Tutto questo non può che essere una potente riflessione sul colore, sempre incisivo e duttile nelle sue metamorfosi e sulle enigmatiche corrispondenze fra simboli e parole scritte che affollano il quadro, minuziosamente riprodotte, spesso con caratteri gotici, fra i viluppi di una sostanza umbratile e necessaria, lunare all’apparenza ma disciolta nel caldo giallo- ocra che è il colore della mostra che più mi è rimasto in testa, da profano, non essendo io pittore ma solo uno coinvolto profondamente nella stessa fucina dove si fabbricano i miti e le loro derisioni. Straordinaria evoluzione cromatica per chi conosce le precedenti opere di Roberto Parravicini, che è stato a lungo ossessionato dal nero, dal bianco. In queste nuove prove, in questo “Ciclo dei rituali perduti”, il quadro è saturo di particolari, dettagli, simboli, animali e lo sguardo è costretto a saltellare qua e là come in un quadro di Bosch, con cui Parravicini condivide la terribile verve satirica.

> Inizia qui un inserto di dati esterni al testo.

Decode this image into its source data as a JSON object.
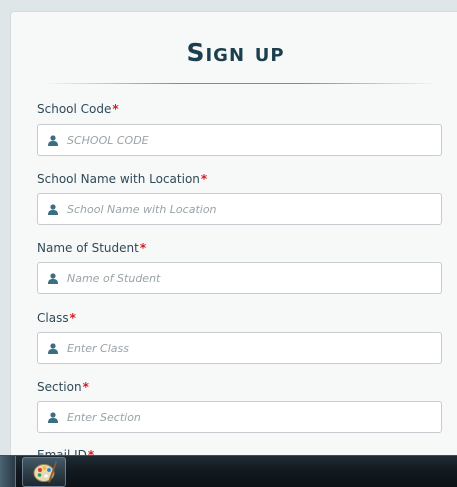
{
  "form": {
    "title": "Sign up",
    "fields": [
      {
        "label": "School Code",
        "required_mark": "*",
        "placeholder": "SCHOOL CODE",
        "value": ""
      },
      {
        "label": "School Name with Location",
        "required_mark": "*",
        "placeholder": "School Name with Location",
        "value": ""
      },
      {
        "label": "Name of Student",
        "required_mark": "*",
        "placeholder": "Name of Student",
        "value": ""
      },
      {
        "label": "Class",
        "required_mark": "*",
        "placeholder": "Enter Class",
        "value": ""
      },
      {
        "label": "Section",
        "required_mark": "*",
        "placeholder": "Enter Section",
        "value": ""
      },
      {
        "label": "Email ID",
        "required_mark": "*"
      }
    ],
    "colors": {
      "title": "#1c3f4f",
      "label": "#2f4a58",
      "required": "#d91a1a",
      "placeholder": "#9aa3a8",
      "field_icon": "#3a6f82"
    }
  },
  "taskbar": {
    "pinned_app_icon": "paint-palette-icon"
  }
}
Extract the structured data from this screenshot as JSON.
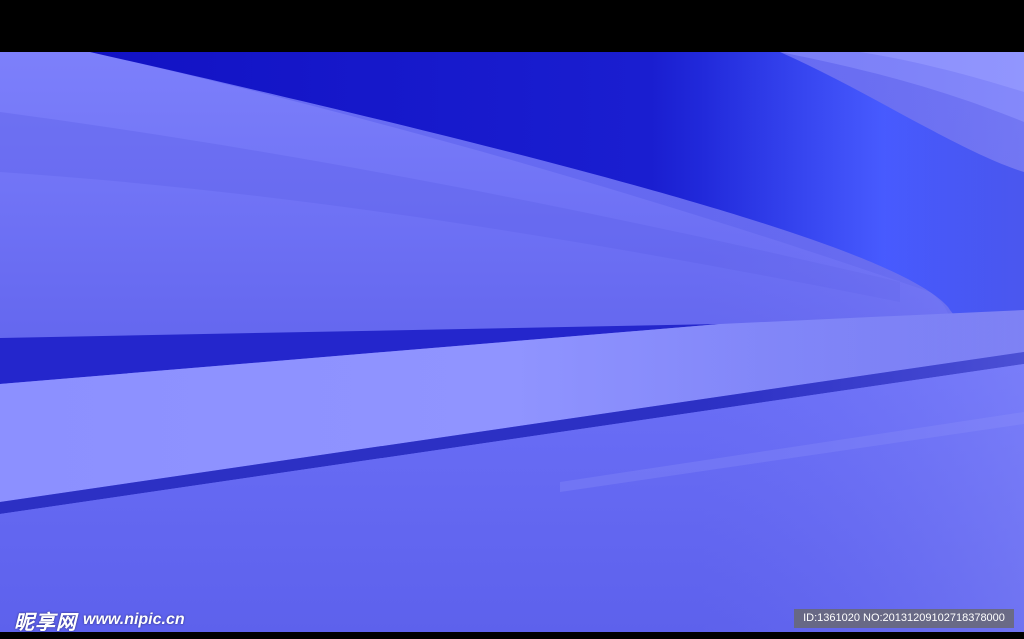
{
  "watermark": {
    "logo_text": "昵享网",
    "site_text": "www.nipic.cn",
    "id_text": "ID:1361020 NO:20131209102718378000"
  },
  "colors": {
    "base": "#6a6ef4",
    "dark_band": "#1a1ad0",
    "light_band": "#8a8eff",
    "thin_stripe": "#2a2fc2",
    "letterbox": "#000000"
  }
}
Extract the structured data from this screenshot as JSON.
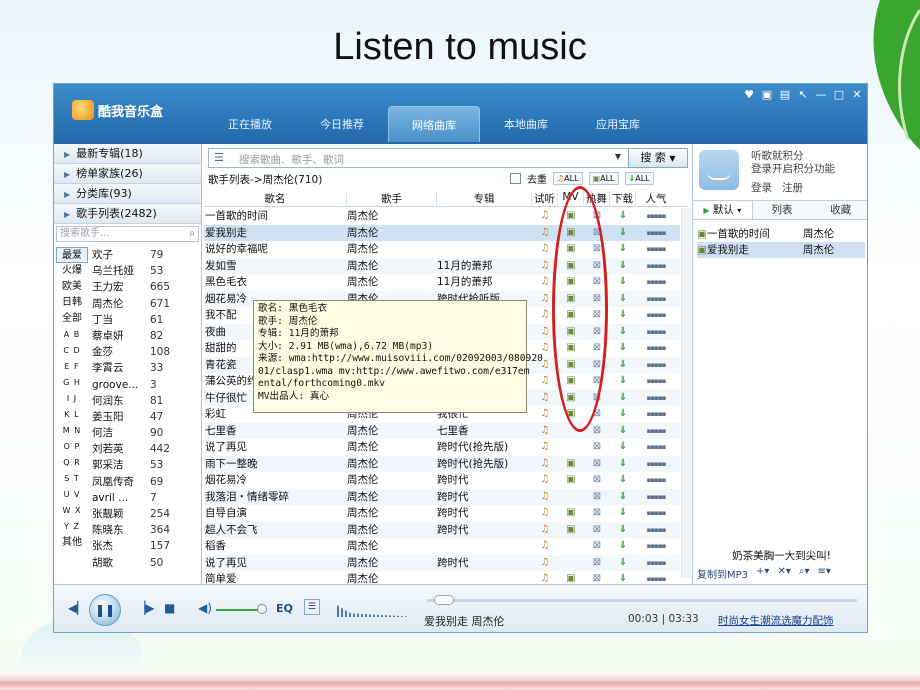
{
  "slide": {
    "title": "Listen to music"
  },
  "app": {
    "name": "酷我音乐盒",
    "window_controls": [
      "♥",
      "▣",
      "▤",
      "↖",
      "—",
      "□",
      "✕"
    ],
    "tabs": [
      "正在播放",
      "今日推荐",
      "网络曲库",
      "本地曲库",
      "应用宝库"
    ],
    "active_tab": "网络曲库"
  },
  "left": {
    "categories": [
      {
        "label": "最新专辑",
        "count": "(18)"
      },
      {
        "label": "榜单家族",
        "count": "(26)"
      },
      {
        "label": "分类库",
        "count": "(93)"
      },
      {
        "label": "歌手列表",
        "count": "(2482)"
      }
    ],
    "search_placeholder": "搜索歌手...",
    "letters": [
      "最爱",
      "火爆",
      "欧美",
      "日韩",
      "全部",
      "A B",
      "C D",
      "E F",
      "G H",
      "I J",
      "K L",
      "M N",
      "O P",
      "Q R",
      "S T",
      "U V",
      "W X",
      "Y Z",
      "其他"
    ],
    "singers": [
      {
        "name": "欢子",
        "count": "79"
      },
      {
        "name": "乌兰托娅",
        "count": "53"
      },
      {
        "name": "王力宏",
        "count": "665"
      },
      {
        "name": "周杰伦",
        "count": "671"
      },
      {
        "name": "丁当",
        "count": "61"
      },
      {
        "name": "蔡卓妍",
        "count": "82"
      },
      {
        "name": "金莎",
        "count": "108"
      },
      {
        "name": "李霄云",
        "count": "33"
      },
      {
        "name": "groove...",
        "count": "3"
      },
      {
        "name": "何润东",
        "count": "81"
      },
      {
        "name": "姜玉阳",
        "count": "47"
      },
      {
        "name": "何洁",
        "count": "90"
      },
      {
        "name": "刘若英",
        "count": "442"
      },
      {
        "name": "郭采洁",
        "count": "53"
      },
      {
        "name": "凤凰传奇",
        "count": "69"
      },
      {
        "name": "avril ...",
        "count": "7"
      },
      {
        "name": "张靓颖",
        "count": "254"
      },
      {
        "name": "陈晓东",
        "count": "364"
      },
      {
        "name": "张杰",
        "count": "157"
      },
      {
        "name": "胡歌",
        "count": "50"
      }
    ]
  },
  "main": {
    "search_placeholder": "搜索歌曲、歌手、歌词",
    "search_button": "搜 索",
    "breadcrumb": "歌手列表->周杰伦(710)",
    "dedupe_label": "去重",
    "all_label": "ALL",
    "columns": [
      "歌名",
      "歌手",
      "专辑",
      "试听",
      "MV",
      "热舞",
      "下载",
      "人气"
    ],
    "rows": [
      {
        "name": "一首歌的时间",
        "artist": "周杰伦",
        "album": "",
        "mv": true
      },
      {
        "name": "爱我别走",
        "artist": "周杰伦",
        "album": "",
        "mv": true,
        "hl": true
      },
      {
        "name": "说好的幸福呢",
        "artist": "周杰伦",
        "album": "",
        "mv": true
      },
      {
        "name": "发如雪",
        "artist": "周杰伦",
        "album": "11月的萧邦",
        "mv": true
      },
      {
        "name": "黑色毛衣",
        "artist": "周杰伦",
        "album": "11月的萧邦",
        "mv": true
      },
      {
        "name": "烟花易冷",
        "artist": "周杰伦",
        "album": "跨时代抢听版",
        "mv": true
      },
      {
        "name": "我不配",
        "artist": "周杰伦",
        "album": "",
        "mv": true
      },
      {
        "name": "夜曲",
        "artist": "周杰伦",
        "album": "",
        "mv": true
      },
      {
        "name": "甜甜的",
        "artist": "周杰伦",
        "album": "",
        "mv": true
      },
      {
        "name": "青花瓷",
        "artist": "周杰伦",
        "album": "",
        "mv": true
      },
      {
        "name": "蒲公英的约定",
        "artist": "周杰伦",
        "album": "",
        "mv": true
      },
      {
        "name": "牛仔很忙",
        "artist": "周杰伦",
        "album": "",
        "mv": true
      },
      {
        "name": "彩虹",
        "artist": "周杰伦",
        "album": "我很忙",
        "mv": true
      },
      {
        "name": "七里香",
        "artist": "周杰伦",
        "album": "七里香",
        "mv": false
      },
      {
        "name": "说了再见",
        "artist": "周杰伦",
        "album": "跨时代(抢先版)",
        "mv": false
      },
      {
        "name": "雨下一整晚",
        "artist": "周杰伦",
        "album": "跨时代(抢先版)",
        "mv": true
      },
      {
        "name": "烟花易冷",
        "artist": "周杰伦",
        "album": "跨时代",
        "mv": true
      },
      {
        "name": "我落泪・情绪零碎",
        "artist": "周杰伦",
        "album": "跨时代",
        "mv": false
      },
      {
        "name": "自导自演",
        "artist": "周杰伦",
        "album": "跨时代",
        "mv": true
      },
      {
        "name": "超人不会飞",
        "artist": "周杰伦",
        "album": "跨时代",
        "mv": true
      },
      {
        "name": "稻香",
        "artist": "周杰伦",
        "album": "",
        "mv": false
      },
      {
        "name": "说了再见",
        "artist": "周杰伦",
        "album": "跨时代",
        "mv": false
      },
      {
        "name": "简单爱",
        "artist": "周杰伦",
        "album": "",
        "mv": true
      }
    ],
    "tooltip": [
      "歌名: 黑色毛衣",
      "歌手: 周杰伦",
      "专辑: 11月的萧邦",
      "大小: 2.91 MB(wma),6.72 MB(mp3)",
      "来源: wma:http://www.muisoviii.com/02092003/080920",
      "01/clasp1.wma   mv:http://www.awefitwo.com/e317em",
      "ental/forthcoming0.mkv",
      "MV出品人: 真心"
    ]
  },
  "right": {
    "points_line1": "听歌就积分",
    "points_line2": "登录开启积分功能",
    "login": "登录",
    "register": "注册",
    "tabs": [
      "默认",
      "列表",
      "收藏"
    ],
    "playlist": [
      {
        "title": "一首歌的时间",
        "artist": "周杰伦"
      },
      {
        "title": "爱我别走",
        "artist": "周杰伦",
        "hl": true
      }
    ],
    "promo": "奶茶美胸一大到尖叫!",
    "copy_to_mp3": "复制到MP3"
  },
  "player": {
    "eq": "EQ",
    "now_playing": "爱我别走 周杰伦",
    "time": "00:03 | 03:33",
    "promo": "时尚女生潮流选魔力配饰",
    "progress_fraction": 0.014
  },
  "colors": {
    "header": "#2d78ba",
    "highlight_row": "#cfe2f3",
    "annotation_circle": "#d42020",
    "tooltip_bg": "#fffde1"
  }
}
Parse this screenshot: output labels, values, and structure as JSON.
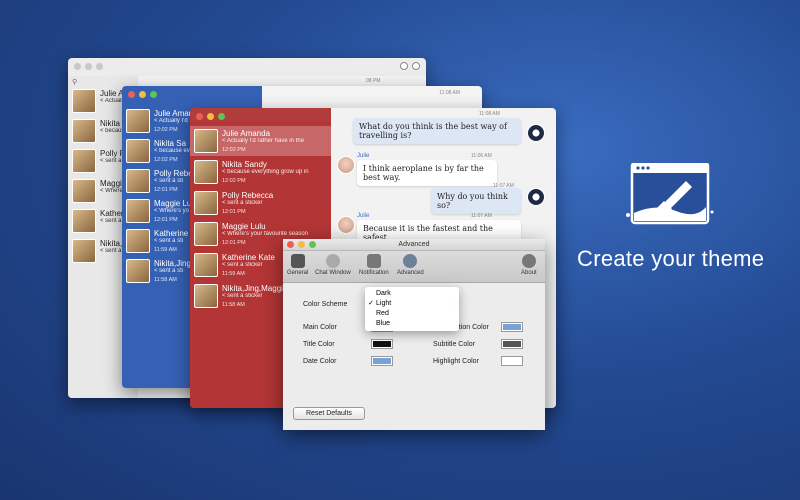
{
  "tagline": "Create your theme",
  "gray_window": {
    "search_icon": "search-icon",
    "timestamp": "08 PM",
    "contacts": [
      {
        "name": "Julie Am",
        "preview": "< Actually"
      },
      {
        "name": "Nikita S",
        "preview": "< because"
      },
      {
        "name": "Polly P",
        "preview": "< sent a"
      },
      {
        "name": "Maggie",
        "preview": "< Where"
      },
      {
        "name": "Katherin",
        "preview": "< sent a"
      },
      {
        "name": "Nikita,J",
        "preview": "< sent a"
      }
    ]
  },
  "blue_window": {
    "top_timestamp": "11:08 AM",
    "contacts": [
      {
        "name": "Julie Aman",
        "preview": "< Actually I'd",
        "time": "12:02 PM"
      },
      {
        "name": "Nikita Sa",
        "preview": "< because ev",
        "time": "12:02 PM"
      },
      {
        "name": "Polly Rebeca",
        "preview": "< sent a sti",
        "time": "12:01 PM"
      },
      {
        "name": "Maggie Lu",
        "preview": "< Where's yo",
        "time": "12:01 PM"
      },
      {
        "name": "Katherine",
        "preview": "< sent a sti",
        "time": "11:59 AM"
      },
      {
        "name": "Nikita,Jing,",
        "preview": "< sent a sti",
        "time": "11:58 AM"
      }
    ]
  },
  "red_window": {
    "contacts": [
      {
        "name": "Julie Amanda",
        "preview": "< Actually I'd rather have in the",
        "time": "12:02 PM"
      },
      {
        "name": "Nikita Sandy",
        "preview": "< because everything grow up in",
        "time": "12:02 PM"
      },
      {
        "name": "Polly  Rebecca",
        "preview": "< sent a sticker",
        "time": "12:01 PM"
      },
      {
        "name": "Maggie Lulu",
        "preview": "< Where's your favourite season",
        "time": "12:01 PM"
      },
      {
        "name": "Katherine Kate",
        "preview": "< sent a sticker",
        "time": "11:59 AM"
      },
      {
        "name": "Nikita,Jing,Maggie,Polly",
        "preview": "< sent a sticker",
        "time": "11:58 AM"
      }
    ],
    "messages": [
      {
        "sender": "",
        "time": "11:08 AM",
        "text": "What do you think is the best way of travelling is?",
        "mine": true
      },
      {
        "sender": "Julie",
        "time": "11:06 AM",
        "text": "I think aeroplane is by far the best way.",
        "mine": false
      },
      {
        "sender": "",
        "time": "11:07 AM",
        "text": "Why do you think so?",
        "mine": true
      },
      {
        "sender": "Julie",
        "time": "11:07 AM",
        "text": "Because it is the fastest and the safest. ...",
        "mine": false
      }
    ]
  },
  "advanced": {
    "title": "Advanced",
    "toolbar": [
      "General",
      "Chat Window",
      "Notification",
      "Advanced",
      "About"
    ],
    "color_scheme_label": "Color Scheme",
    "scheme_options": [
      "Dark",
      "Light",
      "Red",
      "Blue"
    ],
    "scheme_selected": "Light",
    "left_colors": [
      {
        "label": "Main Color",
        "color": "#7aa0d8"
      },
      {
        "label": "Title Color",
        "color": "#111111"
      },
      {
        "label": "Date Color",
        "color": "#7aa0d8"
      }
    ],
    "right_colors": [
      {
        "label": "ation Color",
        "color": "#7aa0d8"
      },
      {
        "label": "Subtitle Color",
        "color": "#555555"
      },
      {
        "label": "Highlight Color",
        "color": "#ffffff"
      }
    ],
    "reset_label": "Reset Defaults"
  }
}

I miti sono sia ancestrali che contemporanei; sintomatici in questo senso i quadri dedicati a Elvis Presley e a Jim Morrison (riprodotto in alto), dove l’evocazione dei loro spiriti, divenuti inquietanti figure totemiche, sembra materializzarsi nelle epigrafi dei loro versi, nelle date di nascita e morte scritti in caratteri romani, nei numerosi simboli a loro associati. Quadri misteriosi, di grande impatto anche cromatico.
Per il resto in questi dipinti di Roberto Parravicini sentiamo all’opera una fredda satira, la sua urgenza apocalittica; la visione pare oscillare pericolosamente e freneticamente fra una sconsacrazione ironica e una riformulazione mitica ma in chiave parodistica di stilemi sacri che sembrano riconquistare la loro originaria ambiguità di simboli indecifrati e forse indecifrabili.
La sensazione più che di osservare è di essere osservati, da questi uomini primordiali, dai loro serpenti, come da profondi sguardi senza occhi, assorbiti dal loro primitivo magnetismo. Molto presente è il tema del Serpente, addirittura due serpi escono dalle orecchie della misteriosa e mostruosa figura crocifissa, nel quadro intitolato “Rituali perduti”, ed è naturale, necessario, perché l’artista sta della parte del Serpente, nella Genesi. Certo non dalla parte di Dio e delle sue creature, Adamo ed Eva. Ricordate? Il suo peccato è indurre nell’umano i tarli e il pericolo della conoscenza. Ancora una volta Roberto Parravicini conferma l’idea antropologica di Bataille: gli artisti sono dalla parte del male, non sono i pii, i devoti che solo servono un Senso, un Ideale, il Progresso, una Religione, un Dio, la Bellezza, uno Stato, un mito o peggio se stessi come si usa oggi sic transit eccetera, viva Stirner.
Bella mostra di un pittore visionario. Salutiamo così in Roberto Parravicini il primo dei pittori mitorealisti. Bella anche la location di una Milano ancora magica. Spero in una nuova mostra a breve.